A really great bit of lateral thinking there Grant, but I feel it doesn’t really move us forward. I’m sure that an 85mm reflector would indeed give a better image than a small refractor finder but the practical difficulties of mounting, and probably counter-weighting, such an item on the OTA of the sort of slightly up-market but still essentially “consumer” reflector a keen beginner is likely to be using (something like a Skywatcher 150?) hardly bear thinking about. Then of course, as the 85mm will almost certainly have been intended to be used as a “proper” (if small!) telescope rather than a finder, there is the question of FoV to consider. One might even have to mount a finder on it!! (and round we go again). As for “blobby coloured images”, I can assure you that those produced by Roger’s device are nicely round and white, right to the edge of the field. [P.S. I sincerely hope you didn’t mean “85mm refractor“, by the way – available, but not exactly at the budget end of the market!]

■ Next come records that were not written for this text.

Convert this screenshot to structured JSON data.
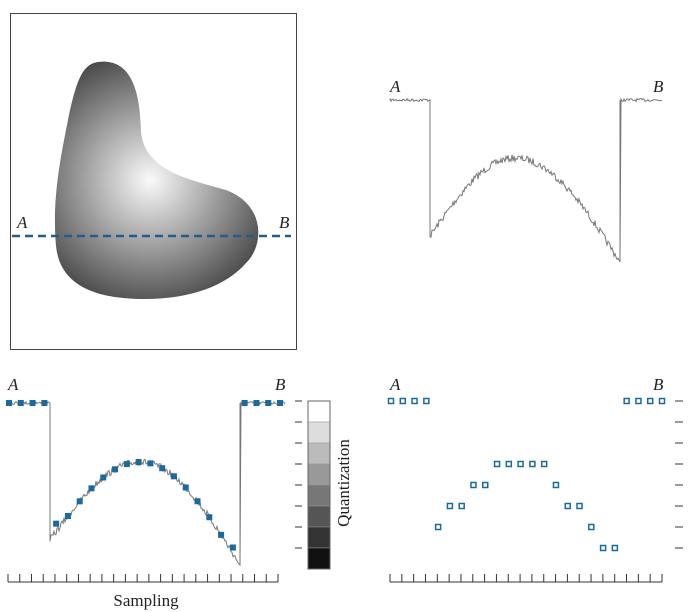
{
  "image_panel": {
    "start_label": "A",
    "end_label": "B"
  },
  "profile_panel": {
    "start_label": "A",
    "end_label": "B"
  },
  "sampled_panel": {
    "start_label": "A",
    "end_label": "B",
    "quantization_label": "Quantization",
    "sampling_label": "Sampling"
  },
  "quantized_panel": {
    "start_label": "A",
    "end_label": "B"
  }
}
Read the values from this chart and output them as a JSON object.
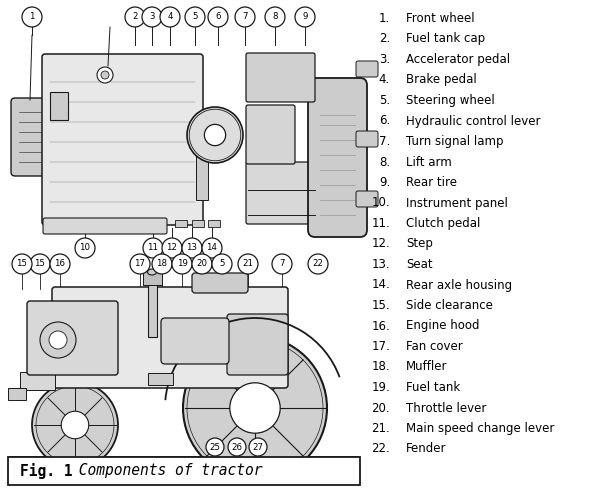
{
  "title_bold": "Fig. 1",
  "title_italic": " Components of tractor",
  "background_color": "#ffffff",
  "numbered_items": [
    [
      1,
      "Front wheel"
    ],
    [
      2,
      "Fuel tank cap"
    ],
    [
      3,
      "Accelerator pedal"
    ],
    [
      4,
      "Brake pedal"
    ],
    [
      5,
      "Steering wheel"
    ],
    [
      6,
      "Hydraulic control lever"
    ],
    [
      7,
      "Turn signal lamp"
    ],
    [
      8,
      "Lift arm"
    ],
    [
      9,
      "Rear tire"
    ],
    [
      10,
      "Instrument panel"
    ],
    [
      11,
      "Clutch pedal"
    ],
    [
      12,
      "Step"
    ],
    [
      13,
      "Seat"
    ],
    [
      14,
      "Rear axle housing"
    ],
    [
      15,
      "Side clearance"
    ],
    [
      16,
      "Engine hood"
    ],
    [
      17,
      "Fan cover"
    ],
    [
      18,
      "Muffler"
    ],
    [
      19,
      "Fuel tank"
    ],
    [
      20,
      "Throttle lever"
    ],
    [
      21,
      "Main speed change lever"
    ],
    [
      22,
      "Fender"
    ]
  ],
  "text_color": "#000000",
  "diagram_color": "#1a1a1a",
  "light_fill": "#e8e8e8",
  "mid_fill": "#cccccc",
  "dark_fill": "#aaaaaa",
  "font_size": 8.5,
  "label_font_size": 6.2,
  "title_font_size": 10.5
}
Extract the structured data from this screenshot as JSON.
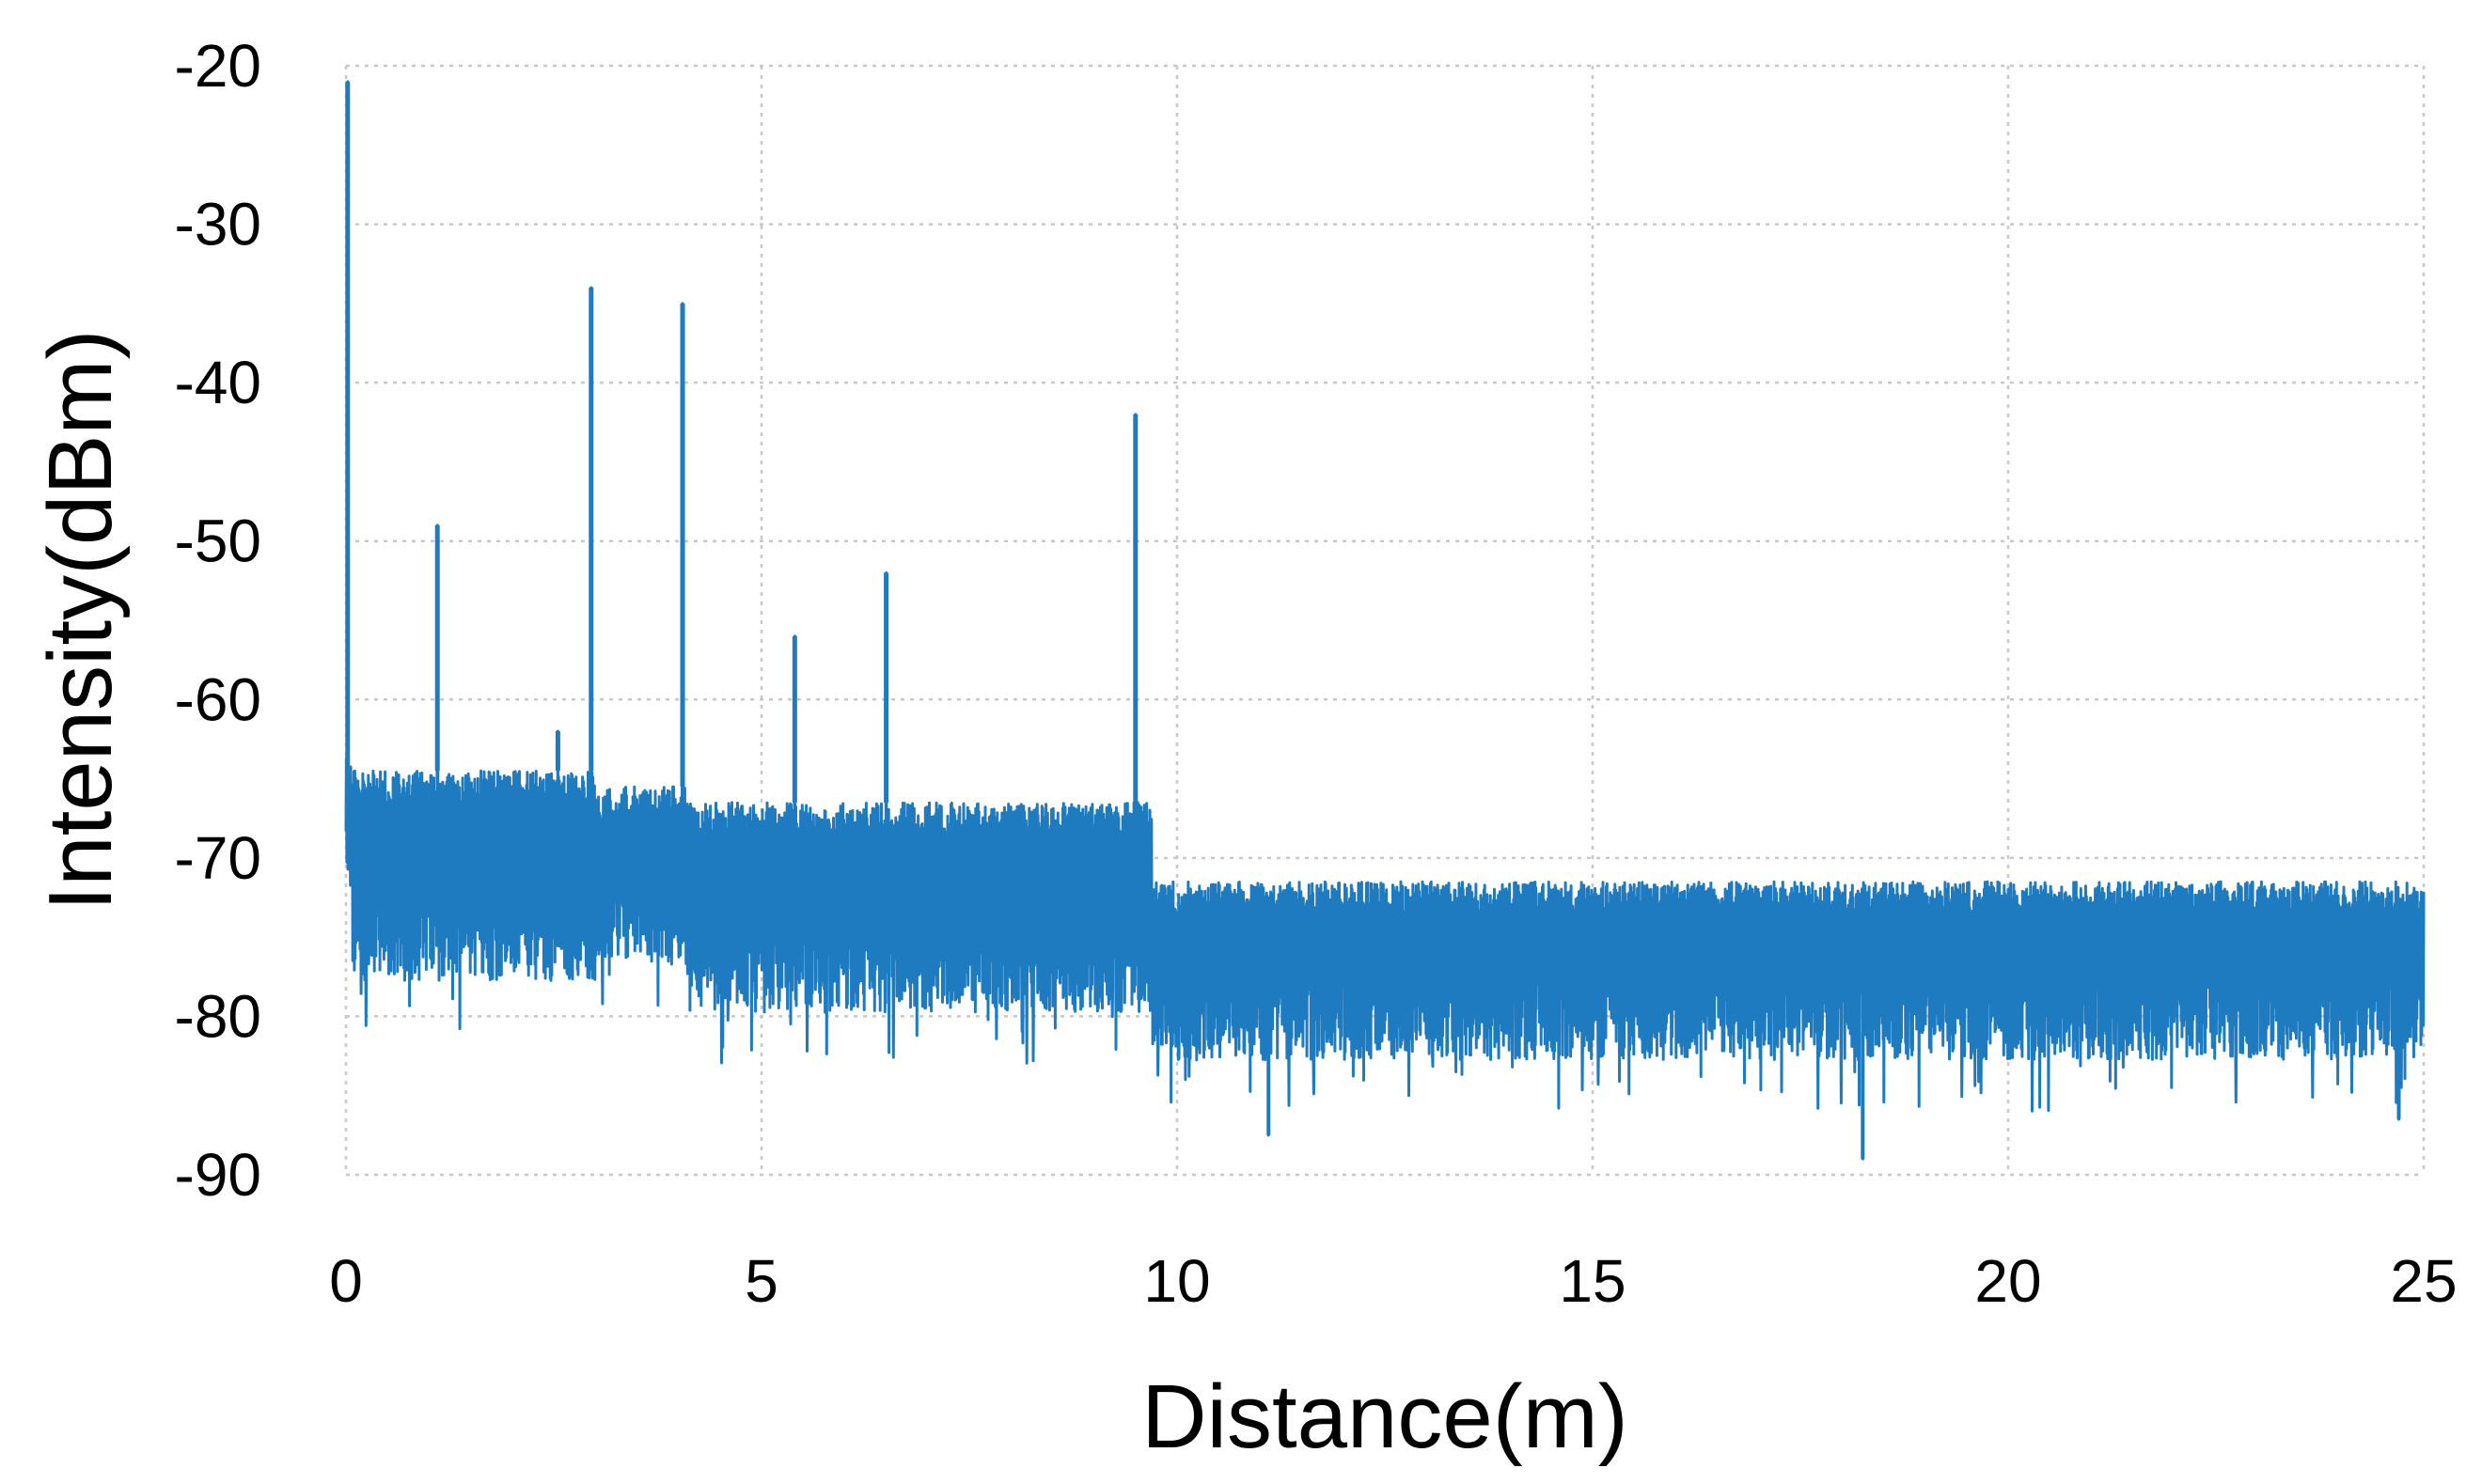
{
  "chart_data": {
    "type": "line",
    "title": "",
    "xlabel": "Distance(m)",
    "ylabel": "Intensity(dBm)",
    "xlim": [
      0,
      25
    ],
    "ylim": [
      -90,
      -20
    ],
    "x_ticks": [
      0,
      5,
      10,
      15,
      20,
      25
    ],
    "y_ticks": [
      -20,
      -30,
      -40,
      -50,
      -60,
      -70,
      -80,
      -90
    ],
    "grid": true,
    "grid_style": "dotted",
    "legend": "none",
    "series": [
      {
        "color": "#1f7bbf",
        "noise_bands": [
          {
            "x": [
              0.0,
              3.0
            ],
            "top": -64.5,
            "bottom": -76
          },
          {
            "x": [
              3.0,
              4.1
            ],
            "top": -65.5,
            "bottom": -75
          },
          {
            "x": [
              4.1,
              9.7
            ],
            "top": -66.5,
            "bottom": -78
          },
          {
            "x": [
              9.7,
              25.0
            ],
            "top": -71.5,
            "bottom": -81
          }
        ],
        "peaks": [
          {
            "x": 0.02,
            "y": -21
          },
          {
            "x": 1.1,
            "y": -49
          },
          {
            "x": 2.55,
            "y": -62
          },
          {
            "x": 2.95,
            "y": -34
          },
          {
            "x": 4.05,
            "y": -35
          },
          {
            "x": 5.4,
            "y": -56
          },
          {
            "x": 6.5,
            "y": -52
          },
          {
            "x": 9.5,
            "y": -42
          }
        ],
        "dips": [
          {
            "x": 11.1,
            "y": -87.5
          },
          {
            "x": 18.25,
            "y": -89
          },
          {
            "x": 24.7,
            "y": -86.5
          }
        ]
      }
    ]
  }
}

We did consider using Uranometria as a guide to star hopping, but I’m afraid the Bodleian didn’t seem keen to lend out their copy ….
Moving on to your second post Grant, I knew that Roger had mentioned “plate solving” so I checked back with him and he confirmed that, to put it succinctly, “been there, done that, didn’t get the T-shirt”. There were two basic problems. Firstly, astrometry.net rarely came up with a solution, even “after the event” let alone “live”, probably due to having captured an insufficient number of stars. Then, even if it had found a solution, the instruction to move X in RA and Y in Dec. does rather assume that these axes are correctly aligned and that the relevant setting circles are accurately calibrated and with a fine enough resolution and lack of back-lash to permit an accurate move. With a beginner’s telescope which has to be heaved outside and set up each time an observation is attempted, neither of these constraints is likely to be true. If they were, one could of course simply use the setting circles to point directly at the target of interest without having to go through the star-hopping process. As mentioned earlier, not such a problem with permanent installations but a frequent problem with beginners’ set-ups.
In Roger’s case, the reason he was needing to visually identify exactly where he had got to in the sky after each “slew” between target stars was precisely because he was aware that, although he had taken care to ensure that his equatorial was set up as accurately as possible and that he had turned the dials as precisely as he could, he was aware that the setup was usually just slightly “out” which meant that the end-point was often not quite where it was intended to be. This error could easily be corrected if only he could see sufficient stars to get a “fix” – not possible due to the small FoV of the main instrument and not possible through the optical finder due to low sensitivity. Hence the need for a wide FoV, high sensitivity, “electronic” finder.
And yes, “eyeballing” will certainly give a good starting point but what then? Looking along the tube will give an approximate aiming point but, assuming the target is invisible both to the naked eye and to the (optical) finder, this could be some distance away from the intended aiming point. Even if it’s fairly close, unless you know exactly where the telescope is pointing there is no way to know in which direction to move, let alone how far. As above, relying on the RA & Dec. circles may not be helpful, and “random search” (taking images each time through the main instrument) is unlikely to be effective for faint objects.
I suppose a summary of many of the points I have made in all the posts is “Welcome to the world of the beginner”! Everyone has to start somewhere, and that somewhere can be well down the scale of instrument sophistication. Beginners often have problems which “professional amateurs” don’t even think of, which can lead to blindness as to reasonable ways to solve those problems.